Reply #1 · ▲ 134 upvotes
Core principles from trained trip sitting: (1) Stay calm — your state is contagious. (2) Reduce stimulation — quiet space, dim lights, remove other people if possible. (3) Ground them with gentle physical contact if they consent — hand on shoulder or hand. (4) Use simple, present-tense language: 'You are safe. I am here. This will pass.' Don't try to talk them out of the experience, argue with their perceptions, or tell them what they're feeling is wrong. (5) Don't leave them alone. (6) The experience has a biological end — maximum intensity rarely exceeds 2–3 hours.
Reply #2 · ▲ 98 upvotes
When to call emergency services: (1) Physical danger to self or others that you cannot manage. (2) Loss of consciousness. (3) Seizure. (4) You believe they consumed something other than psilocybin (especially if behavior is erratic in a way inconsistent with psychedelics).

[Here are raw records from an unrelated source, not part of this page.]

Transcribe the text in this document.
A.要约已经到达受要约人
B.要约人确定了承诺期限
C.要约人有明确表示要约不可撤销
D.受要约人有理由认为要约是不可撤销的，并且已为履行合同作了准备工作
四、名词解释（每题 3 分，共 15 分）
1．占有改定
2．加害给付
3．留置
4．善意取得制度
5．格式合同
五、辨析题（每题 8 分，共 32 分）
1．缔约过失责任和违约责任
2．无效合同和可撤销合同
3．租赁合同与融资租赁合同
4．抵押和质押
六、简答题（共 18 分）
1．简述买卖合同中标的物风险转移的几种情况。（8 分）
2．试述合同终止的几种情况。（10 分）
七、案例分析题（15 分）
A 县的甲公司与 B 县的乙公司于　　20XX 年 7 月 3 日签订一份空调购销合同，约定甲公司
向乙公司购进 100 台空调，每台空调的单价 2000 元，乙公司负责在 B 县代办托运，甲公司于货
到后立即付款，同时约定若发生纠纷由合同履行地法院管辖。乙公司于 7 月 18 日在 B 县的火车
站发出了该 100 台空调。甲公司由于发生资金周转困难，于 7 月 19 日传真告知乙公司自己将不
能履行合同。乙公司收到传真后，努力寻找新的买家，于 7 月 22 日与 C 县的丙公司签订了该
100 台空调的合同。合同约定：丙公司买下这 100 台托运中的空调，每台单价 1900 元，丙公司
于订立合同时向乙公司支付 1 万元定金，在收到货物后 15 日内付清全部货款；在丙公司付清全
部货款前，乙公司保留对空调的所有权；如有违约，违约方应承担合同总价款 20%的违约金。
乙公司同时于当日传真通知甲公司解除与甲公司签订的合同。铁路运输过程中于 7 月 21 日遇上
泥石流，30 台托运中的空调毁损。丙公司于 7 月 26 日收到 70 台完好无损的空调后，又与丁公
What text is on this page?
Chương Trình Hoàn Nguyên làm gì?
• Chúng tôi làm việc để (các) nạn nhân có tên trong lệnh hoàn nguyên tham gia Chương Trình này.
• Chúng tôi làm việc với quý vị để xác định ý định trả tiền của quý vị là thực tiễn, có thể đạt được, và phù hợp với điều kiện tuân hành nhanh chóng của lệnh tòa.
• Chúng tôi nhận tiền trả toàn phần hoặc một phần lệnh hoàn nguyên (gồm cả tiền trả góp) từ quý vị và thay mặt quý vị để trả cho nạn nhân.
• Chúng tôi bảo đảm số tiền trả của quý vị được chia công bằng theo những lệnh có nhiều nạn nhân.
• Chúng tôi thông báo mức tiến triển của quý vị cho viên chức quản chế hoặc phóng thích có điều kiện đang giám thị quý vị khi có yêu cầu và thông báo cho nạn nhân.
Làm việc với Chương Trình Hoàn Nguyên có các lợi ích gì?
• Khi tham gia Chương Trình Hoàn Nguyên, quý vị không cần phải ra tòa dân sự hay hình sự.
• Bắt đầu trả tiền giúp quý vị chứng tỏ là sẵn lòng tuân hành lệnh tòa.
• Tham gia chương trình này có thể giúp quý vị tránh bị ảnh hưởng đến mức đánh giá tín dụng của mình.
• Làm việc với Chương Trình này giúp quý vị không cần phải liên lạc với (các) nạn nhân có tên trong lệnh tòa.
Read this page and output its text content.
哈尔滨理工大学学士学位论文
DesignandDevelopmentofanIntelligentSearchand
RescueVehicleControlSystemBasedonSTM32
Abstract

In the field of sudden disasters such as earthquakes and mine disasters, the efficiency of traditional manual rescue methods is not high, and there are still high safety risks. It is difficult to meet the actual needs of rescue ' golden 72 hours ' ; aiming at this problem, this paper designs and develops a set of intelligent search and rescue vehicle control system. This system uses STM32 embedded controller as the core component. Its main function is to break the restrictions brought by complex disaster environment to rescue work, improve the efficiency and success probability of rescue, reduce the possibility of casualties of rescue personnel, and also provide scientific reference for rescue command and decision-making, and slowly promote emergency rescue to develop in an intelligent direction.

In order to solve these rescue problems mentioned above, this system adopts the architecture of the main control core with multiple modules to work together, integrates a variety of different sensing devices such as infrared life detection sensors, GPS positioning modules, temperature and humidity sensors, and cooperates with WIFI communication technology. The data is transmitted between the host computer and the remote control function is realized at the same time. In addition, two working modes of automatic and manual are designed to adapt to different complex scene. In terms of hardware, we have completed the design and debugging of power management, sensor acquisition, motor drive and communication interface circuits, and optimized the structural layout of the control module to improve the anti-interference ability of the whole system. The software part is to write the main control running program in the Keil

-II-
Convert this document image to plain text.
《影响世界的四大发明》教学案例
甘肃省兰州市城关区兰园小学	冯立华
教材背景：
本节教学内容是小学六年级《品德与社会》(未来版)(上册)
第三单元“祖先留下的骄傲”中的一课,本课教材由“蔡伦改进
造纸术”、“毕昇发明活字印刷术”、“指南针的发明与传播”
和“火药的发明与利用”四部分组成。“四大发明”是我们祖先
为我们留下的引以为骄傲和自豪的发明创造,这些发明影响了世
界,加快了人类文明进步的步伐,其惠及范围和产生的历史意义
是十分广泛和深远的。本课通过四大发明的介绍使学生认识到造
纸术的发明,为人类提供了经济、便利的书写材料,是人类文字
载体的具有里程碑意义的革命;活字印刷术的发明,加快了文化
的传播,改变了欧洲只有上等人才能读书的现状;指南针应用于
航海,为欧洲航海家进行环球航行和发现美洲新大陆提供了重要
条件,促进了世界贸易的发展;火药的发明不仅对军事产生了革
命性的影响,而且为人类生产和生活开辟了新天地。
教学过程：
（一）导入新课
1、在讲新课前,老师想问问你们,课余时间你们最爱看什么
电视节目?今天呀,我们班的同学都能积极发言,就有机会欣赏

For psychological crisis only — difficult experience, fear, confusion — EMS is usually not warranted and can escalate the situation. Fireside Project (62-FIRESIDE) provides real-time phone support for trip crisis situations and is specifically trained for this.
Reply #3 · ▲ 72 upvotes
Benzodiazepines (Valium, Xanax, Ativan) will significantly reduce or end a psilocybin experience by a GABA-A mechanism. If someone consented to having a 'trip kill' available, this is the appropriate use. Don't administer benzos to someone without their prior explicit consent and knowledge. Antipsychotics are not appropriate for uncomplicated psychedelic crisis — they can worsen the physical experience.